Oct 28, 2008

Mankiw bequeaths $7M to middle-aged kids for down payment on first home

I have several economists' blogs on my blogroll. I have a couple of conservative economists' blogs on my blogroll. Greg Mankiw's blog is not one of them, and for a good reason. Although Mankiw is undeniably a first-class economist in terms of his contributions to academic research, his public-policy positions could be charitably described as naive and simplistic, and most of the stuff he writes in his blog is just crap. (His position on Pigouvian fuel taxes may be a notable exception, but I take it more as a confirmation the issue is so non-controversial among economists that even right-wingers agree with the normal people.)
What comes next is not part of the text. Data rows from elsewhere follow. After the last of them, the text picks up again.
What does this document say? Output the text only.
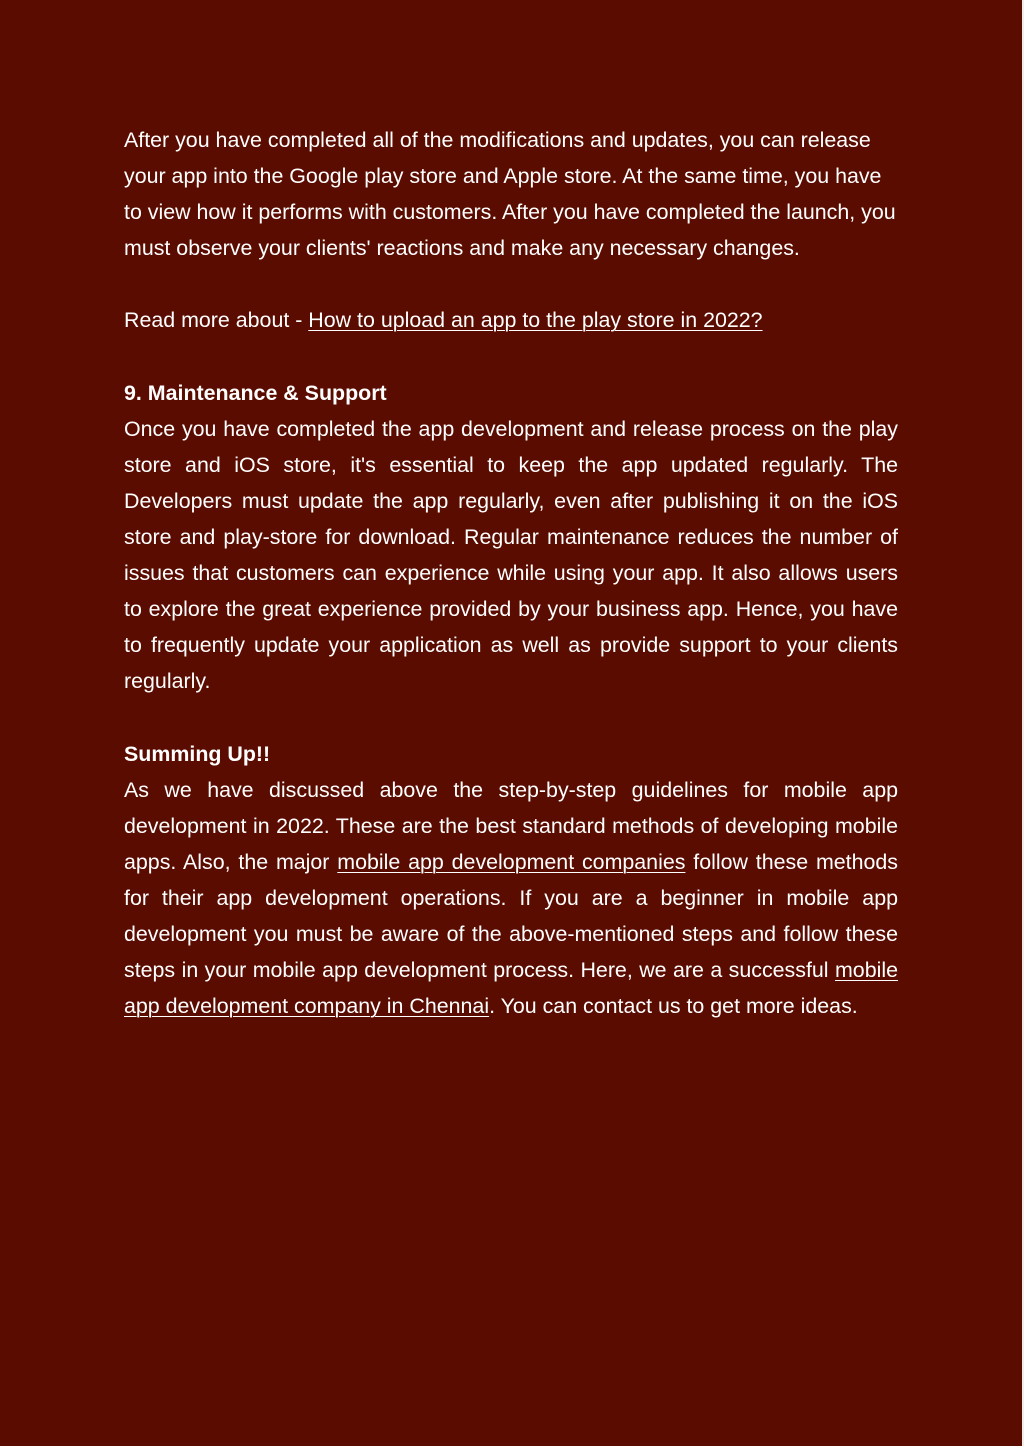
After you have completed all of the modifications and updates, you can release your app into the Google play store and Apple store. At the same time, you have to view how it performs with customers. After you have completed the launch, you must observe your clients' reactions and make any necessary changes.

Read more about - How to upload an app to the play store in 2022?

9. Maintenance & Support

Once you have completed the app development and release process on the play store and iOS store, it's essential to keep the app updated regularly. The Developers must update the app regularly, even after publishing it on the iOS store and play-store for download. Regular maintenance reduces the number of issues that customers can experience while using your app. It also allows users to explore the great experience provided by your business app. Hence, you have to frequently update your application as well as provide support to your clients regularly.

Summing Up!!

As we have discussed above the step-by-step guidelines for mobile app development in 2022. These are the best standard methods of developing mobile apps. Also, the major mobile app development companies follow these methods for their app development operations. If you are a beginner in mobile app development you must be aware of the above-mentioned steps and follow these steps in your mobile app development process. Here, we are a successful mobile app development company in Chennai. You can contact us to get more ideas.
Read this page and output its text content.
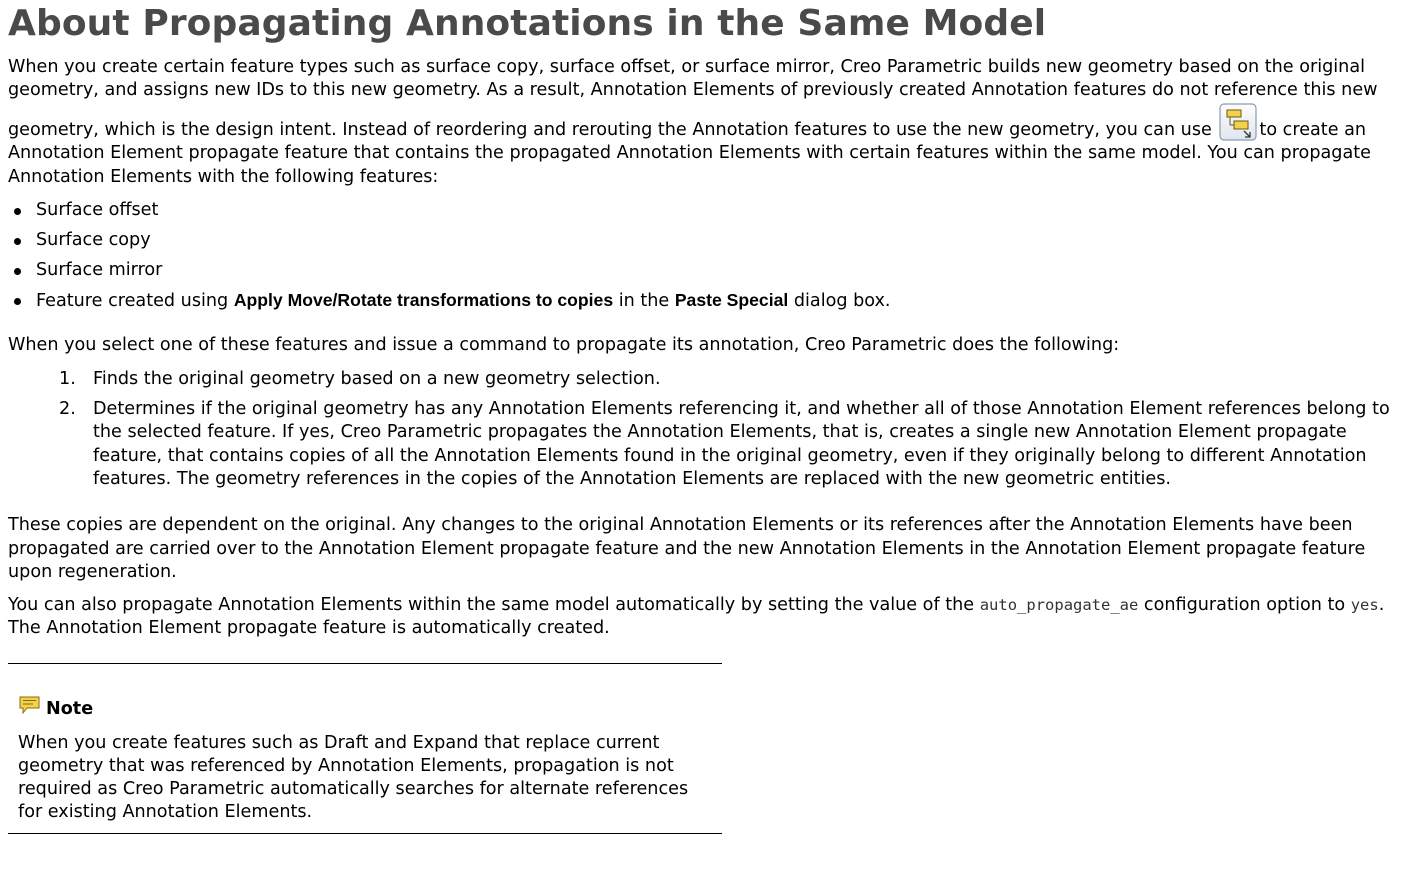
About Propagating Annotations in the Same Model

When you create certain feature types such as surface copy, surface offset, or surface mirror, Creo Parametric builds new geometry based on the original geometry, and assigns new IDs to this new geometry. As a result, Annotation Elements of previously created Annotation features do not reference this new geometry, which is the design intent. Instead of reordering and rerouting the Annotation features to use the new geometry, you can use	to create an Annotation Element propagate feature that contains the propagated Annotation Elements with certain features within the same model. You can propagate Annotation Elements with the following features:

Surface offset
Surface copy
Surface mirror
Feature created using Apply Move/Rotate transformations to copies in the Paste Special dialog box.

When you select one of these features and issue a command to propagate its annotation, Creo Parametric does the following:

1. Finds the original geometry based on a new geometry selection.
2. Determines if the original geometry has any Annotation Elements referencing it, and whether all of those Annotation Element references belong to the selected feature. If yes, Creo Parametric propagates the Annotation Elements, that is, creates a single new Annotation Element propagate feature, that contains copies of all the Annotation Elements found in the original geometry, even if they originally belong to different Annotation features. The geometry references in the copies of the Annotation Elements are replaced with the new geometric entities.

These copies are dependent on the original. Any changes to the original Annotation Elements or its references after the Annotation Elements have been propagated are carried over to the Annotation Element propagate feature and the new Annotation Elements in the Annotation Element propagate feature upon regeneration.

You can also propagate Annotation Elements within the same model automatically by setting the value of the auto_propagate_ae configuration option to yes. The Annotation Element propagate feature is automatically created.

Note
When you create features such as Draft and Expand that replace current geometry that was referenced by Annotation Elements, propagation is not required as Creo Parametric automatically searches for alternate references for existing Annotation Elements.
Did I say crap? Mankiw's recent post on his work incentives under McCain's and Obama's tax proposals makes crap look appetizing in comparison. He computes:
even under the low-tax McCain plan, my incentive to work is cut by 83 percent compared to the situation without taxes. (...) Obama's proposed tax hikes reduce my incentive to work by 62 percent compared to the McCain plan and by 93 percent compared to the no-tax scenario. In a sense, putting the various pieces of the tax system together, I would be facing a marginal tax rate of 93 percent.
and concludes:
The bottom line: If you are one of those people out there trying to induce me to do some work for you, there is a good chance I will turn you down. And the likelihood will go up after President Obama puts his tax plan in place.

Jonah the Economist does some pretty good debunking of Mankiw's fallacies, showing that Mankiw uses wrong formulas and wrong parameters, as well as a misleading source for his numbers. But the problems with Mankiw's post don't end there; his underlying logic is fatally flawed. Even if the numbers were correct (they are not), his argument would not hold water.

Mankiw's main premise is that any extra dollar he might earn would be set aside, invested, and bequeathed to his children. That is the only way he gets to apply all taxes to it. And here is how he describes the goals he has for those bequests:
To a large extent, the beneficiaries of that extra effort are my kids. My lifestyle is, as a first approximation, invariant to my income. But if I make an extra few dollars today, I will leave more to my kids when I move on. I won't leave them enough so they can lead lives of leisure, but perhaps I will leave them enough so they won't have to struggle too much to afford a downpayment on their houses or to send their own kids to college.
However, to apply a 45% estate tax under Obama's plan, he must be assuming that the amount of his bequest will exceed $7 million (in today's dollars). His stated modest goals are totally inconsistent with bequeathing that amount. Moreover, as an economist, Mankiw ought to realize that inheriting millions would greatly reduce his children's incentives to work.

Mankiw's narrative is not convincing to any reader seeking more than to validate his own prejudice that Obama will raise taxes and destroy the economy. It is unlikely that, as a star professor who obviously loves what he does, he works primarily for money. Even if he does, he states explicitly that he doesn't want any more money for himself, but only for his children. I like how he describes the purpose of the bequests, but it doesn't add up chronologically. I don't know how old Mankiw's children are, but he is 50, and his calculations assume that he will live to 85. By then, I would think his children would be at least in their 40s. If one of the most successful economists in America believes that his children will need help with down payment on their first homes when they are almost his present age, he is either extremely pessimistic or full of shit.

The very end of Mankiw's post is perhaps its best part:
And the likelihood will go up after President Obama puts his tax plan in place. I expect to spend more time playing with my kids. They will be poorer when they grow up, but perhaps they will have a few more happy memories.
Whether he arrived at this conclusion by flawed logic or not, the outcome seems the best for all parties involved (especially if "poorer" means having only $7,000,000.00 instead of $7,000,001.85). He is actually implying that he and his kids will be better off under Obama's plan (and we will too, as Jonah the Economist concludes). Could anybody refute Mankiw's main point more effectively than Mankiw himself?